Todo debe ceder ante este
visionario, emocionado por el esplendor futuro del Reino de Dios que se
inaugura con la venida de un Príncipe de paz y justicia. Encontramos en Isaías
ese poder tranquilo e inquebrantable del que está poseído por el Espíritu que
anuncia, sin otra alternativa y como pesándole lo que le dicta el Señor. El
profeta apenas es conocido por otra cosa que sus obras, pero éstas son tan
características que a través de ellas podemos adivinar y amar su persona.

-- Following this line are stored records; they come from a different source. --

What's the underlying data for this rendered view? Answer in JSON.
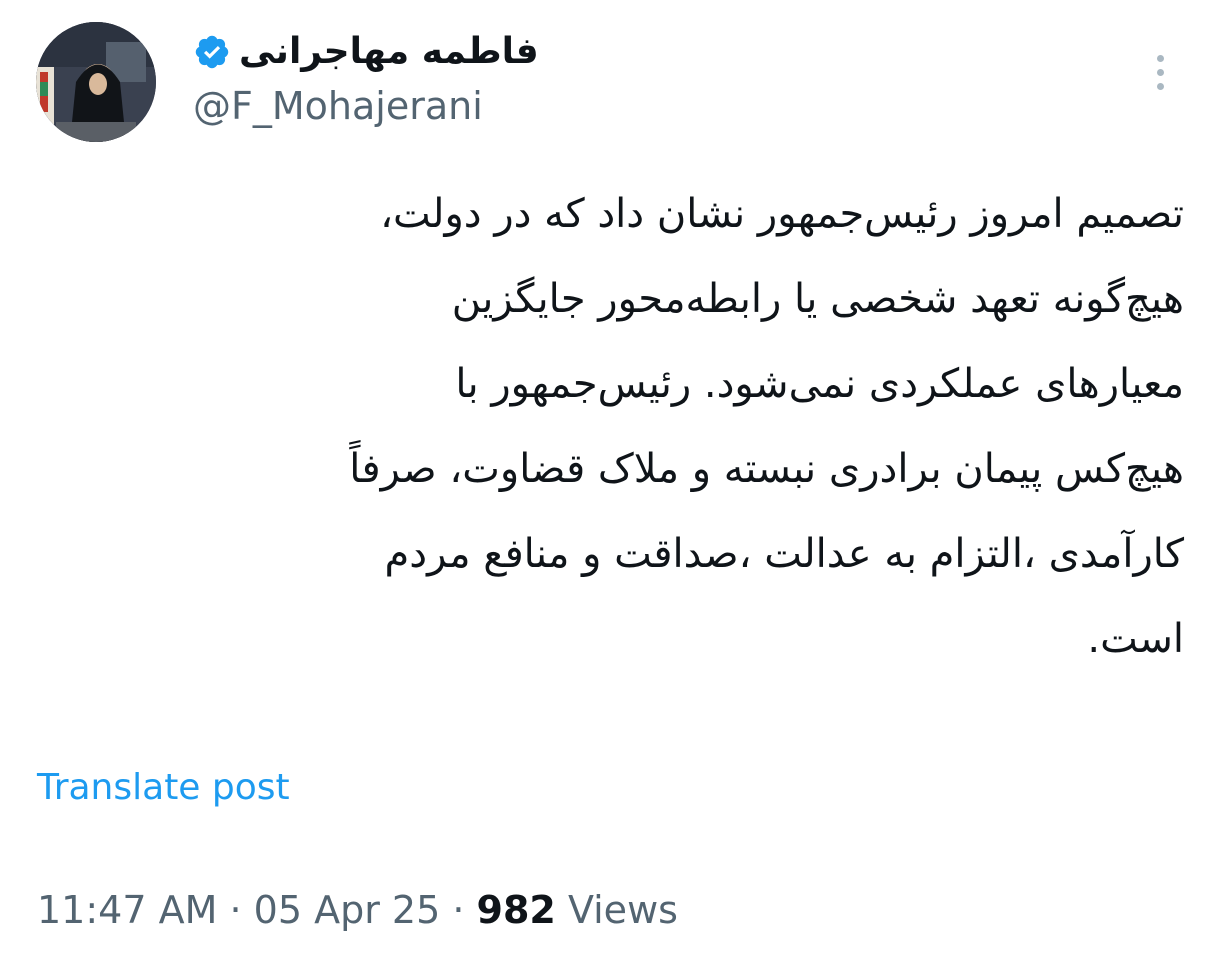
{
  "author": {
    "display_name": "فاطمه مهاجرانی",
    "handle": "@F_Mohajerani",
    "verified": true,
    "avatar_icon": "avatar-photo",
    "verified_icon": "verified-badge-icon",
    "more_icon": "more-options-icon"
  },
  "post": {
    "lines": [
      "تصمیم امروز رئیس‌جمهور نشان داد که در دولت،",
      "هیچ‌گونه تعهد شخصی یا رابطه‌محور جایگزین",
      "معیارهای عملکردی نمی‌شود. رئیس‌جمهور با",
      "هیچ‌کس پیمان برادری نبسته و ملاک قضاوت، صرفاً",
      "کارآمدی ،التزام به عدالت ،صداقت و منافع مردم",
      "است."
    ]
  },
  "translate_label": "Translate post",
  "meta": {
    "time": "11:47 AM",
    "separator": "·",
    "date": "05 Apr 25",
    "views_count": "982",
    "views_label": "Views"
  },
  "colors": {
    "text_primary": "#0f1419",
    "text_secondary": "#536471",
    "accent_link": "#1d9bf0",
    "verified_badge": "#1d9bf0"
  }
}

Sorprendente proximidad de esta gran figura del siglo VIII antes de Cristo, que
sentimos en medio de nosotros, cotidianamente, dominándonos desde su altura
espiritual.
Isaías vivió en una época de
esplendor y prosperidad. Rara vez los reinos de Judá y Samaría habían conocido
tal optimismo y su posición política les permite ambiciosos sueños. Su
religiosidad atribuye a Dios su fortuna política y su religión espera de él
nuevos éxitos. En medio de este frágil paraíso, Isaías va a erguirse
valerosamente y a cumplir con su misión: mostrar a su pueblo la ruina que le
espera por su negligencia. Perteneciente sin duda a la aristocracia de
Jerusalén, alimentado por la literatura de sus predecesores, sobre todo Amós y
Oseas, Isaías prevé como ellos, inspirado por su Dios, lo que será la historia
de su país. Superando la situación presente en la que se entremezclan cobardías
y compromisos, ve el castigo futuro que enderezará los caminos tortuosos.

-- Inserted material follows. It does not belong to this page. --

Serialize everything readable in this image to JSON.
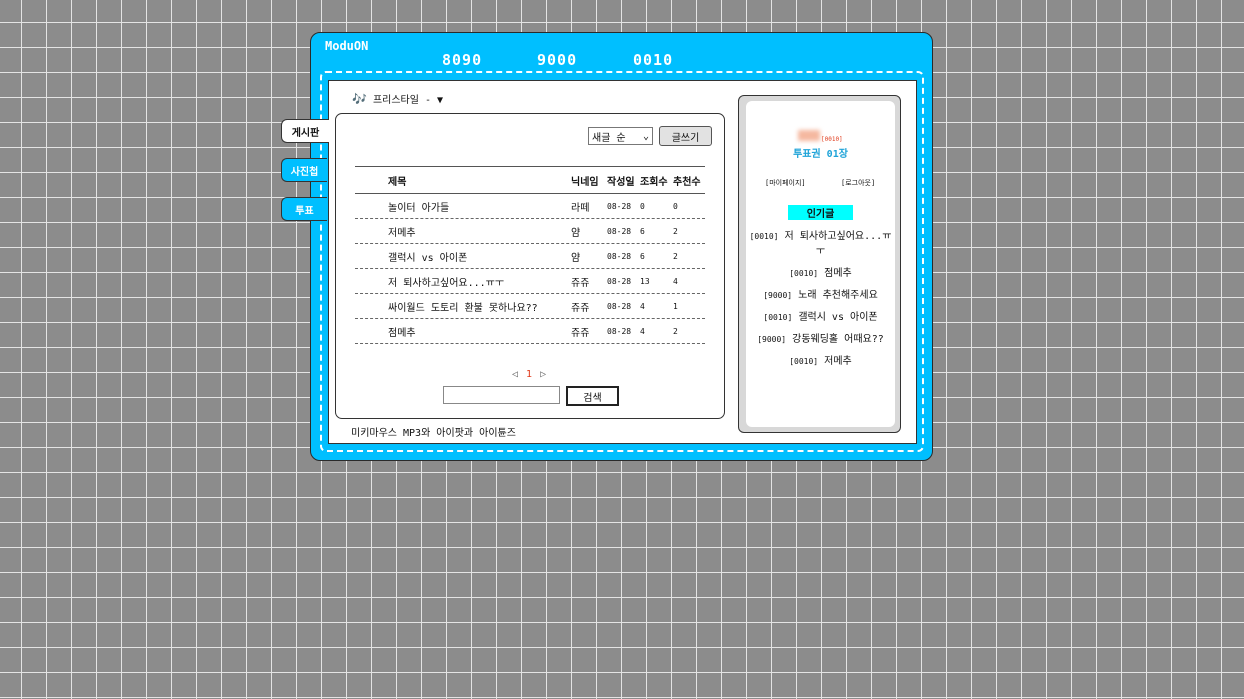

Los comienzos de la obra de
Isaías, que originarán la leyenda del buey y del asno del pesebre, marcan su pensamiento
y su papel. Yahvé lo es todo para Israel, pero Israel, más estúpido que el buey
que conoce a su dueño, ignora a su Dios (Is 1, 2-3). Pero Isaías no se aislará
en el papel de predicador moralizante. Y así se convierte para siempre en el
gran anunciador de la Parusía, de la venida de Yahvé. Así como Amós se había
levantado contra la sed de dominación que avivaba la brillante situación de
Judá y Samaría en el siglo VIII, Isaías predice los cataclismos que se
desencadenarán en el día de Yahvé (Is 2, 1-17). Ese día será para Israel el día
del juicio.
Para Isaías, como más tarde para
San Pablo y San Juan, la venida del Señor lleva consigo el triunfo de la
justicia. Por otra parte, los capítulos 7 al 11 nos van a describir al Príncipe
que gobernará en la paz y la justicia (ls 7, 10-17). Es fundamental
familiarizarse con el doble sentido de este texto. A aquel que no entre en la
realidad ambivalente que comunica, le será totalmente imposible comprender la
Escritura, incluso ciertos pasajes del Evangelio, y vivir plenamente la
liturgia. En efecto, en el evangelio del primer domingo de Adviento sobre el
fin del mundo y la Parusía, los dos significados del Adviento dejan constancia
de ese fenómeno propiamente bíblico en el que una doble realidad se significa por
un mismo y único acontecimiento. El reino de Judá va a pasar por la devastación
y la ruina.
El nacimiento de Emmanuel,
"Dios con nosotros", reconfortará a un reino dividido por el cisma de
diez tribus. El anuncio de este nacimiento promete, pues, a los contemporáneos
de Isaías y a los oyentes de su oráculo, la supervivencia del reino, a pesar
del cisma y la devastación. Príncipe y profeta, ese niño salvará por sí mismo a
su país. Pero, por otra parte, la presentación literaria del oráculo y el modo
de insistir Isaías en el carácter liberador de este niño, cuyo nacimiento y
juventud son dramáticos, hacen presentir que el profeta ve en este niño la
salvación del mundo. Isaías subraya en sus ulteriores profecías los rasgos
característicos del Mesías. Aquí se contenta con apuntarlos y se reserva para
más tarde el tratarlos uno a uno y modelarlos. El profeta describe así a este
rey justo: (Is. 11, 1-9).
Ezequías va a subir al trono y
este poema se escribe para él. Pero, ¿cómo un hombre frágil puede reunir en sí
tan eminentes cualidades? ¿No vislumbra Isaías al Mesías a través de Ezequías?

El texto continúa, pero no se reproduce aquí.